How do you shape your characters? Do you have a favorite?

As with most authors, I draw from a personalities and character traits of people I know, and mix that in with my own ideas. But the biggest challenge in development is to remember how relationships change with time and experience. Generally speaking, when I think about a new character, I tried to imagine their faults, weaknesses, and overall personality deficiencies first. Then, I insert the positive aspects that overshadow, or at least offset the negative. A character, properly maintained, will grow from there.

As far as a favorite character, I'd have to say Lee Starfinder. I draw from myself most directly when writing him. He's brash, and doesn't always think before he acts.

 

So many reviewers have said your novels appeal to readers of fantasy as well as those who don't usually enjoy the genre. What was your creative method while writing the books?

It's hard to say that I have a method. I just try to make sure that the three basic elements of a good story are all included. By that I mean, action, adventure, and romance. All the best stories, regardless of genre, have all three.

I think the reason people who are not your typical fantasy fans enjoy the Godling Chronicles, is because I try to focus on the characters and the story, more than the fantastical aspects one generally relates to a fantasy novel. Most readers, when it boils down to it, are only interested in enjoying the read. If the story is fun and exciting, it won't matter if it's fantasy, suspense, science-fiction, or anything else.

 

The Godling Chronicles made it on to the reading list for the UK foster program - and there's a special story behind that. How did the listing come about?
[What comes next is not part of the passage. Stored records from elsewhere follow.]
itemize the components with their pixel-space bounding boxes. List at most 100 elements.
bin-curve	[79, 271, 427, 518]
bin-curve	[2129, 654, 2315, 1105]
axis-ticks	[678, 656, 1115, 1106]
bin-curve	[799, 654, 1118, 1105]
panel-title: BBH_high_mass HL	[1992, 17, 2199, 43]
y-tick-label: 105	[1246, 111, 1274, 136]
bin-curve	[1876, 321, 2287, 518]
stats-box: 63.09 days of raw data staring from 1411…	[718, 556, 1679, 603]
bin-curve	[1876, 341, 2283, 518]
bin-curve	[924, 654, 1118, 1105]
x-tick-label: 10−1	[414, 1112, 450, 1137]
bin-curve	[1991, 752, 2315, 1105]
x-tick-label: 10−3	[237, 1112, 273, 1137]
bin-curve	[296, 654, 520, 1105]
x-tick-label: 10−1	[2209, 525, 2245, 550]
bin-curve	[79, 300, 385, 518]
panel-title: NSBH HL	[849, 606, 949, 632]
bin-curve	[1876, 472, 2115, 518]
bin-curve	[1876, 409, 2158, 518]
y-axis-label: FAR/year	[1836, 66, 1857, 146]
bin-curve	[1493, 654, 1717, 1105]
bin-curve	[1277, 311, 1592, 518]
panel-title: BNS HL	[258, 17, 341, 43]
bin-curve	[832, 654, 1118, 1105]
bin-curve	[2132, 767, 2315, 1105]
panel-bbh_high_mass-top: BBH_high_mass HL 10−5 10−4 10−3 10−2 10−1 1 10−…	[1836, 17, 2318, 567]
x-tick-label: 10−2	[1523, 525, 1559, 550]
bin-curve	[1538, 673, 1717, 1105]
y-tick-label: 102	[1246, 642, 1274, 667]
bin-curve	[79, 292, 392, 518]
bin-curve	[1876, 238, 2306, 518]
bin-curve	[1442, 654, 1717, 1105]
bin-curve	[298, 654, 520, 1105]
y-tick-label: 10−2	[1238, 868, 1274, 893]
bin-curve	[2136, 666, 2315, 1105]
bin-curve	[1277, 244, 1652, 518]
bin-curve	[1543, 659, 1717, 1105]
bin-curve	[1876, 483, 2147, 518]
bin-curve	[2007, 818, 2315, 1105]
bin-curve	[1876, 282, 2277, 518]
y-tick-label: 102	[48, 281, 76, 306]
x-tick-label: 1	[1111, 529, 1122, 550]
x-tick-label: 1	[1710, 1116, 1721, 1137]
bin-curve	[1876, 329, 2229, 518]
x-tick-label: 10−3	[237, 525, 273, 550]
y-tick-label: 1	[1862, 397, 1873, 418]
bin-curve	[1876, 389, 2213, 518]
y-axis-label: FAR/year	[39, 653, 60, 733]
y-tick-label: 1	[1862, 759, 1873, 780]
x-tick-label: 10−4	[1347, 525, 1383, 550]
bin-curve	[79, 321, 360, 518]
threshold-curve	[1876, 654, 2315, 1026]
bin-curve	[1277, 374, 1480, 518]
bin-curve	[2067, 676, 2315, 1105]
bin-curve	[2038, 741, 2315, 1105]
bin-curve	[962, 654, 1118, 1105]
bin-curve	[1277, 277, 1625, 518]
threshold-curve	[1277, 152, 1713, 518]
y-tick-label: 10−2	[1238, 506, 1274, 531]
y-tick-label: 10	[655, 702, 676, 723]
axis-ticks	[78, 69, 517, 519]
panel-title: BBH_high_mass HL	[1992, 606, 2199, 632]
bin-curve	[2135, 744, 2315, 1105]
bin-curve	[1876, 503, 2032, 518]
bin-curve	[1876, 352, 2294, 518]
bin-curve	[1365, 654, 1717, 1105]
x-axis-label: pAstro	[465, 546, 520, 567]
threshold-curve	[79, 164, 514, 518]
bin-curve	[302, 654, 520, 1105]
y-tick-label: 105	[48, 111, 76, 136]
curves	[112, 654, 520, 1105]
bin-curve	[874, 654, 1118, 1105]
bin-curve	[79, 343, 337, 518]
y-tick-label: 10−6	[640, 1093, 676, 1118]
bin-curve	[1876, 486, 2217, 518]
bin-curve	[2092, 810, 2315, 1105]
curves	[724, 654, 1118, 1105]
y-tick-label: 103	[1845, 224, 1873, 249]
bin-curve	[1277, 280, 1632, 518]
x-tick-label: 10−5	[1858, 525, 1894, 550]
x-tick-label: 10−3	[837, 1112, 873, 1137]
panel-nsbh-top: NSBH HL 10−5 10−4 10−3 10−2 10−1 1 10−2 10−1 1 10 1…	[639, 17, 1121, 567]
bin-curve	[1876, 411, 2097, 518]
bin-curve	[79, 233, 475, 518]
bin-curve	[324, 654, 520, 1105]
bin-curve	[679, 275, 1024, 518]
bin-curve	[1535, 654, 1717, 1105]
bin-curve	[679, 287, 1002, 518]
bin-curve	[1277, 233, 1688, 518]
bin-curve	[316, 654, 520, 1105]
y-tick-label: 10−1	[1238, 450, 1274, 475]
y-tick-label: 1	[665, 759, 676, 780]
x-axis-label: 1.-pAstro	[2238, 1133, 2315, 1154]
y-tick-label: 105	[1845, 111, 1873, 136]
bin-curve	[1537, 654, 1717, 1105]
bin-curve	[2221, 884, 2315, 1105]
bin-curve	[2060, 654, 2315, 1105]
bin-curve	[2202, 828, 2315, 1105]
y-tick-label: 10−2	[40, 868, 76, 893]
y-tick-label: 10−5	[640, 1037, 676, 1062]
A foster mum in the UK, who taken on a special needs foster child, found my books to be very helpful in the child's development. It had an impact on her behavior, and her interaction with the world in general. I must say I was blown away when I heard this. You never expect a work of fiction that was only meant to be a fun read, to have a real impact on someone's life.
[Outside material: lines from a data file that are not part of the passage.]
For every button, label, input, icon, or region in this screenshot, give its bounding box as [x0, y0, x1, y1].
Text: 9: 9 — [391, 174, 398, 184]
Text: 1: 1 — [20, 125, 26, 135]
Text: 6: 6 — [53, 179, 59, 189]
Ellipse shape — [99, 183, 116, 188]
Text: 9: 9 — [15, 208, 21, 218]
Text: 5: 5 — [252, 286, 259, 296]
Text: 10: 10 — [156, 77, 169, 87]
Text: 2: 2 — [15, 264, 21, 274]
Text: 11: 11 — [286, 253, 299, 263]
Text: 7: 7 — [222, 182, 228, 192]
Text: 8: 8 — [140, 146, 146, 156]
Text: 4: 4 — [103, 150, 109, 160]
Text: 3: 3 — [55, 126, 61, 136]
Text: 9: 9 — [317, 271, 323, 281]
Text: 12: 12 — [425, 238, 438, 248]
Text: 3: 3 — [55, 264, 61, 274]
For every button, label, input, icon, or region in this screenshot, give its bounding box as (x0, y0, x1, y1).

Because of these positive results, the books were included on the approved reading list for the UK foster program, and are currently being vetted for content, to be a part of school curriculum.

I would like to go deeper into the story behind what has taken place with this child, but is extremely complicated, and would require a question-and-answer section of its own. The foster mum wrote me a letter explaining exactly how everything came to pass. I posted it on my blog ( http://briandanderson.blogspot.com/2012/11/im-back.html ) , and it received massive positive response.

 

Who are some of your favorite authors, and h ow did they influence your own writing?

J.R.R. Tolkien, naturally. To me he is one of the greatest literary minds of the twentieth century. I love his traditional take on fantasy, and his purist view of good and evil. Call me old-fashioned and naïve, but I like that in a story. But of course, there are others. Isaac Asimov, Ray Bradbury, Dan Brown, JK Rowling, Robert Jordan, and Brandon Sanderson, just to name a few. All of these have either been influences or inspirations.

 

How many books are you planning for The Godling Chronicles ?

So far, I think there will be six. But that may change if they story grows beyond what I can tell in six books.